Sangsi karena kegagalan siswa mendapat nilai di atas standar dan hadiah atas keberhasilan mendapat nilai tinggi seringkali mendorong sekolah dan guru secara instans melakukan berbagai cara yang kurang terpuji, hal ini yang dirasakan belajar dari kasus UN tahun-tahun lalu. Ada beberapa sekolah favorit yang siswanya tidak lulus 100 %, UN yang diulang dibeberapa sekolah unggulan, kunci palsu yang beredar sebelum ujian, pengawas independent yang tidak boleh mengawasi, kongkalikong antar pengawas dan berbagai kelemahan yang mencuat pada pelaksanaan UN tahun kemarin. Meskipun masih sulit rasanya untuk memahami mengapa kalau behasil tidak perlu di puji ?
Ketiga, dalam kasus ini media massa juga berperan melanggengkan pemahaman yang kurang pas kepada masyarakat, setidaknya media berkontribusi melanggengkan pemikiran bahwa hasil akhir lebih penting daripada proses.

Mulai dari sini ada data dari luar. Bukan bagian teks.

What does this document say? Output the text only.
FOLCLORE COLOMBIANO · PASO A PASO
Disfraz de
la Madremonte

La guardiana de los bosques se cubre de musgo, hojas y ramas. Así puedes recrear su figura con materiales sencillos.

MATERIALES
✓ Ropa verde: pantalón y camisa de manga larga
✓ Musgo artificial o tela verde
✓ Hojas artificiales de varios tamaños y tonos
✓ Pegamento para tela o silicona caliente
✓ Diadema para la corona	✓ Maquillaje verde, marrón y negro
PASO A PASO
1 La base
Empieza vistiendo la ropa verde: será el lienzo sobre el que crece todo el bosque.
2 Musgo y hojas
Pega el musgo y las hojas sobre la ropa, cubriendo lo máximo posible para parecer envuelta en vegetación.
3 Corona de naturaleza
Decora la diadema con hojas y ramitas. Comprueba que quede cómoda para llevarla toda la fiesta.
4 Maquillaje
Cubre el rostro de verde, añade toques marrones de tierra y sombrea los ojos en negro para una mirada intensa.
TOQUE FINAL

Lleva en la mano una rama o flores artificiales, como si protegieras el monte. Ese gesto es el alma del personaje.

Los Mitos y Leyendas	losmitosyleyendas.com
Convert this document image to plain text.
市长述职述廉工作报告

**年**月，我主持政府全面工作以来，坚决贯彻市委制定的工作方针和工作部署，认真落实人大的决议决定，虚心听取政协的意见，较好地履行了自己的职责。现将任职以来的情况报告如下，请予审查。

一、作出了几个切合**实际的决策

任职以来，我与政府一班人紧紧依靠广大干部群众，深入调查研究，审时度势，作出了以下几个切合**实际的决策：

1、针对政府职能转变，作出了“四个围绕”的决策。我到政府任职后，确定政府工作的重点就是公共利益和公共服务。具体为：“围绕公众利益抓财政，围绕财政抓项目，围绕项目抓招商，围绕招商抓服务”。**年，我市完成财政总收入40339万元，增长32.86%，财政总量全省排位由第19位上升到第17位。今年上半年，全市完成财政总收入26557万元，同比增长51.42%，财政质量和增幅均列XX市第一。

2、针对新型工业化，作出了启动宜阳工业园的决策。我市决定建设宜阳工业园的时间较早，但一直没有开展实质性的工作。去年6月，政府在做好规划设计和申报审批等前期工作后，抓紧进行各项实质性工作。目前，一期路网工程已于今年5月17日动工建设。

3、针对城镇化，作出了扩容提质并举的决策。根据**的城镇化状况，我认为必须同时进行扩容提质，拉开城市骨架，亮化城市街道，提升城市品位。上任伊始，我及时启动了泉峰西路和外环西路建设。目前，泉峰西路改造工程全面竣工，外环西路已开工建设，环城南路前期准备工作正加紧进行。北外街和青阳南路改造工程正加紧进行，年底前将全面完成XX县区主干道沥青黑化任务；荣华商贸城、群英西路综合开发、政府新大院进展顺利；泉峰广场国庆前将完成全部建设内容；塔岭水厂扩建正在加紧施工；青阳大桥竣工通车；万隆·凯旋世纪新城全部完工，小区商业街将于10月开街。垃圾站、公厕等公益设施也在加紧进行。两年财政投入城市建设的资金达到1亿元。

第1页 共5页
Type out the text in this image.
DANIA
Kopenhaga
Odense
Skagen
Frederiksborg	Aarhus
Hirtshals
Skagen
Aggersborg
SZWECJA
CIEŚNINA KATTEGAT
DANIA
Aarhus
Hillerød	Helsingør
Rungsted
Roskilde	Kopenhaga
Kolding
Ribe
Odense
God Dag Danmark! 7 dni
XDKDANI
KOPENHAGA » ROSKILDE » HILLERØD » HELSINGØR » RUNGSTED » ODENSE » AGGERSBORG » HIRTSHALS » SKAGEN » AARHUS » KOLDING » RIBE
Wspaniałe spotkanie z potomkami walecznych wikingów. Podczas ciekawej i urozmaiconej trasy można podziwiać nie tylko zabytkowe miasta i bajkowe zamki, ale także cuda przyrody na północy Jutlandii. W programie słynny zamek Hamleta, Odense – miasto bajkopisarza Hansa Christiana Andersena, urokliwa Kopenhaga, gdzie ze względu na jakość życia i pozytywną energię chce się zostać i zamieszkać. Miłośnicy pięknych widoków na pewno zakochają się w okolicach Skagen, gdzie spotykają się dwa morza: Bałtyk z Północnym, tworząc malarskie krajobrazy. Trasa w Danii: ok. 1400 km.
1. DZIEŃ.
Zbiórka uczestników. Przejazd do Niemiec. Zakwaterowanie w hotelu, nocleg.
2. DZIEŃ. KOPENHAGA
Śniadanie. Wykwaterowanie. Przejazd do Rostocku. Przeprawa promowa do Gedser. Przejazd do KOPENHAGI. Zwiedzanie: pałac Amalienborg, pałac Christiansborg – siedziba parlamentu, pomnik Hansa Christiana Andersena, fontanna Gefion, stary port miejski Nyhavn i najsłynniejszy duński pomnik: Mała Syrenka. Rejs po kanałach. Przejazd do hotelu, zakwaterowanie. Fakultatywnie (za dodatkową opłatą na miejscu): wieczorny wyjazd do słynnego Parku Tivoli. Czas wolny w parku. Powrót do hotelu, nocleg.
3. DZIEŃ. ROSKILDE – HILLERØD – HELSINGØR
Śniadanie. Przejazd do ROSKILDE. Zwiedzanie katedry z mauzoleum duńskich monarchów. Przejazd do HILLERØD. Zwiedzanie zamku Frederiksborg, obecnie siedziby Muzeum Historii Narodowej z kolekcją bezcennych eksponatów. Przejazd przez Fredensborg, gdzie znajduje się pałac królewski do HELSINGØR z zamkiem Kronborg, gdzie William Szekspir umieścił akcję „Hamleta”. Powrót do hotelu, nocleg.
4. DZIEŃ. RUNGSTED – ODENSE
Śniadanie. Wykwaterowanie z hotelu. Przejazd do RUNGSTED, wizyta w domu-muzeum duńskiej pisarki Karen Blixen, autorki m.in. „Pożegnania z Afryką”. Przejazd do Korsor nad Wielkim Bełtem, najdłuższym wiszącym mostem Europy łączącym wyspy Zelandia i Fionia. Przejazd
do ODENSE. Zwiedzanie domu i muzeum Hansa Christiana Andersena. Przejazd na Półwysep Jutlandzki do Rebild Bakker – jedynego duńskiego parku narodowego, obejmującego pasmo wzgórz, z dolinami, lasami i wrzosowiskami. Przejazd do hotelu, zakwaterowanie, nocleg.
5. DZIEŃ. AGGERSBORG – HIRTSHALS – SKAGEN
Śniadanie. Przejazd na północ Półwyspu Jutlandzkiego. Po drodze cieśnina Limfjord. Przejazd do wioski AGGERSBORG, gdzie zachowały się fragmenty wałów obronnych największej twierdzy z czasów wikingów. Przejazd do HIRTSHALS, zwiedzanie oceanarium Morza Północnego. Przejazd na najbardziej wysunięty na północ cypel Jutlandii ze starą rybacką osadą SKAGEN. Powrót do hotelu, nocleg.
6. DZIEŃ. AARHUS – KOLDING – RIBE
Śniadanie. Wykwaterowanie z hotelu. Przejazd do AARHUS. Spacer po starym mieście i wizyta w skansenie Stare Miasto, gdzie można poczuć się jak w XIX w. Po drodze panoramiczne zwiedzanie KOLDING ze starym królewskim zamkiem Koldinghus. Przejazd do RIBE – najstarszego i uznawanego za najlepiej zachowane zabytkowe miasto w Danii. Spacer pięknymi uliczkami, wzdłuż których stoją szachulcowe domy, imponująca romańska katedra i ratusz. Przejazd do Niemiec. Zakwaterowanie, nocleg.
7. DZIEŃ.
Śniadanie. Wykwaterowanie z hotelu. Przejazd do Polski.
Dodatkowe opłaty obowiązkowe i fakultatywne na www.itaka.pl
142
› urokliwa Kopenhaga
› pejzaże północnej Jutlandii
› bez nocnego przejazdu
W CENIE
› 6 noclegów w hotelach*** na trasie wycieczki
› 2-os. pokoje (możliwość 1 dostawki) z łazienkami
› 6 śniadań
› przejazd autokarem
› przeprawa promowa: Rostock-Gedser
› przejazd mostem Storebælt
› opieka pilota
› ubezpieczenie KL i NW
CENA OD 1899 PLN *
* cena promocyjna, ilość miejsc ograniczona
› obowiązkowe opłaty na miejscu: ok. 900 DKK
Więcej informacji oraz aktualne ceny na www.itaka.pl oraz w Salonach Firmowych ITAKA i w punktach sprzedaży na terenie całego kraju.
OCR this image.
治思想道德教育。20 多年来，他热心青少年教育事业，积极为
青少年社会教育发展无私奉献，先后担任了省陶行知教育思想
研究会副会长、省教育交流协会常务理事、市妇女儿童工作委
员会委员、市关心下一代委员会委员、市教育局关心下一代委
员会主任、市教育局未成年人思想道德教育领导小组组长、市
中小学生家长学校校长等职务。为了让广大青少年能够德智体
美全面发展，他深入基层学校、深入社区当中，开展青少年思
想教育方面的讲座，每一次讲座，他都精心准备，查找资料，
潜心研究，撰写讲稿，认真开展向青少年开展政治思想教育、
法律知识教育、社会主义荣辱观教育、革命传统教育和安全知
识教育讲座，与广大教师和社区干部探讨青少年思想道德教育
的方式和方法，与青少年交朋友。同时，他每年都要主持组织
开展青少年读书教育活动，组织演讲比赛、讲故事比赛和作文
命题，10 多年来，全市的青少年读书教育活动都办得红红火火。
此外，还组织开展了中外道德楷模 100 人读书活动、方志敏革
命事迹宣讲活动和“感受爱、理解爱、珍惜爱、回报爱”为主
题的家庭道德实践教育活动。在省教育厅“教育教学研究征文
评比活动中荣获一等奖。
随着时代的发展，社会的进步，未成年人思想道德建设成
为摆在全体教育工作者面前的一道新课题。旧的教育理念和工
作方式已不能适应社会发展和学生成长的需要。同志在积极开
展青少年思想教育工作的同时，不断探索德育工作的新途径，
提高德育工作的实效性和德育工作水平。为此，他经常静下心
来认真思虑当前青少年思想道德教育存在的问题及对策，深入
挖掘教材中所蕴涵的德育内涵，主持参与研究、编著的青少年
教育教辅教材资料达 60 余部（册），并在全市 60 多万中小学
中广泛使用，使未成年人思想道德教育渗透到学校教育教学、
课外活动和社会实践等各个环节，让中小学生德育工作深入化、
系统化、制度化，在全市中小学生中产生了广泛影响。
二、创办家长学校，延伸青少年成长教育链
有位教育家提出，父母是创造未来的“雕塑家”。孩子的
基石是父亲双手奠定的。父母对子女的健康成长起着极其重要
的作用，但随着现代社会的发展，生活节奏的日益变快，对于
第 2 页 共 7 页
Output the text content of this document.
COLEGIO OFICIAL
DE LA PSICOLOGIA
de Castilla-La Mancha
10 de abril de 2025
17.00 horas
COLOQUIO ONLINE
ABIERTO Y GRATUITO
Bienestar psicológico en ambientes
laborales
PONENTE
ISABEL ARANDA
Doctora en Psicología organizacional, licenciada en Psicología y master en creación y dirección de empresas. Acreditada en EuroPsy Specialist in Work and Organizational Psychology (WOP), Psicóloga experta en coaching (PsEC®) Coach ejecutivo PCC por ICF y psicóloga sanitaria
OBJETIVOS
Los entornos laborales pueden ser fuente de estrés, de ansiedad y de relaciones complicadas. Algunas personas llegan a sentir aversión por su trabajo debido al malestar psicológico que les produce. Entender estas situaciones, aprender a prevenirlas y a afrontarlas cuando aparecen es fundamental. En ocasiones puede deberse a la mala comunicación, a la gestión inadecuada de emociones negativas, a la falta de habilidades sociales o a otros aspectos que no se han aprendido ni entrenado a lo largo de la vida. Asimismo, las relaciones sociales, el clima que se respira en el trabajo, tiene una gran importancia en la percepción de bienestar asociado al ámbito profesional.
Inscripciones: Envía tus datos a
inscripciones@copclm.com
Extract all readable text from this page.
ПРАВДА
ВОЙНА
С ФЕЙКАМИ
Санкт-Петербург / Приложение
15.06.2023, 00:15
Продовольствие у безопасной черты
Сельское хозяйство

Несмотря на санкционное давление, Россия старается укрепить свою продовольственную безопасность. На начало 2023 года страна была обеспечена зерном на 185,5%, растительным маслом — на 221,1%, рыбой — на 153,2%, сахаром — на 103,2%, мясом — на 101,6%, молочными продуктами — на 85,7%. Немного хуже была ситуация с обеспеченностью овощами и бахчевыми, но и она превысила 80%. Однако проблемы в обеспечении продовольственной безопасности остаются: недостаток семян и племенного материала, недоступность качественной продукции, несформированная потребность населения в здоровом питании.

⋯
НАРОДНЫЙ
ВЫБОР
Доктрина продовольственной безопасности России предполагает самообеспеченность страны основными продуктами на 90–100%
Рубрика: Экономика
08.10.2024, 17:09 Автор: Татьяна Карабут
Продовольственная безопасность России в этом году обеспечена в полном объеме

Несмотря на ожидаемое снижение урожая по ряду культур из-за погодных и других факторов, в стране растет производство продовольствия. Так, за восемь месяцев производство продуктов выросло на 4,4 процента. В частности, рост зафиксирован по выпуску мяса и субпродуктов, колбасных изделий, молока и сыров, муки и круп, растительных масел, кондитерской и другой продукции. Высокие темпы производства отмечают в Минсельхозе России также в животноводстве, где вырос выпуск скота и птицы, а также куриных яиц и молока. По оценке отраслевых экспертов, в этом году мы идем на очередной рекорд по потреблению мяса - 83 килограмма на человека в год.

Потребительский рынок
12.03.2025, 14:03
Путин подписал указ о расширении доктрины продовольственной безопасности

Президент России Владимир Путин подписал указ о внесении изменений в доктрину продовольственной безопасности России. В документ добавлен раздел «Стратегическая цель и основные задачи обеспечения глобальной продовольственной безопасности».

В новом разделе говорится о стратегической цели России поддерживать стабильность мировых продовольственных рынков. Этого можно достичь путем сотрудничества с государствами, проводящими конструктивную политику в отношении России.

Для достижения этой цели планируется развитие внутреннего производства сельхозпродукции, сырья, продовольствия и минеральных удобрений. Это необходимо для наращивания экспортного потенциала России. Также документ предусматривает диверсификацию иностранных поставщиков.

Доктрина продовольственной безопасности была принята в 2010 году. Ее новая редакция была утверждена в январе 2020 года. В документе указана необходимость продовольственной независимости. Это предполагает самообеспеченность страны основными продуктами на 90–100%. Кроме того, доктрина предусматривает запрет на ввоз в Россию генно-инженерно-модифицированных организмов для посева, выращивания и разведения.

Biasanya yang terjadi sesaat setelah musim pengumuman UN mereka yang mendapat nilai UN tertinggi akan mendapat ekspose besar-besaran akan keberhasilannya dan sebaliknya sekolah yang banyak tidak lulus siswanya akan diekspose sebagai sekolah yang gagal, tidak pernah secara fair ditelisik bagaimana dahulu input dari para siswanya, bagaimana kondisi proses pembelajarannya.
Akhirnya, tetaplah bersemangat mengajar dan mendidik ibuku, sebab pendidikan kita adalah pendidikan yang menyiapkan kader bangsa yang beriman dan bertaqwa, manusia seutuhnya, cakap, mandiri, generasi yang kreatif, inovatif, demokratis, disiplin, cerdas, dan seluruh tujuan-tujuan pendidikan dalam konstitusi negara, bukan sekedar kader bangsa yang pandai menjawab soal ujian mata pelajaran UN. Beri apresiasi sewajarnya saja tidak perlu berlebihan.
Selamat mempersiapkan ujian, semoga berhasil.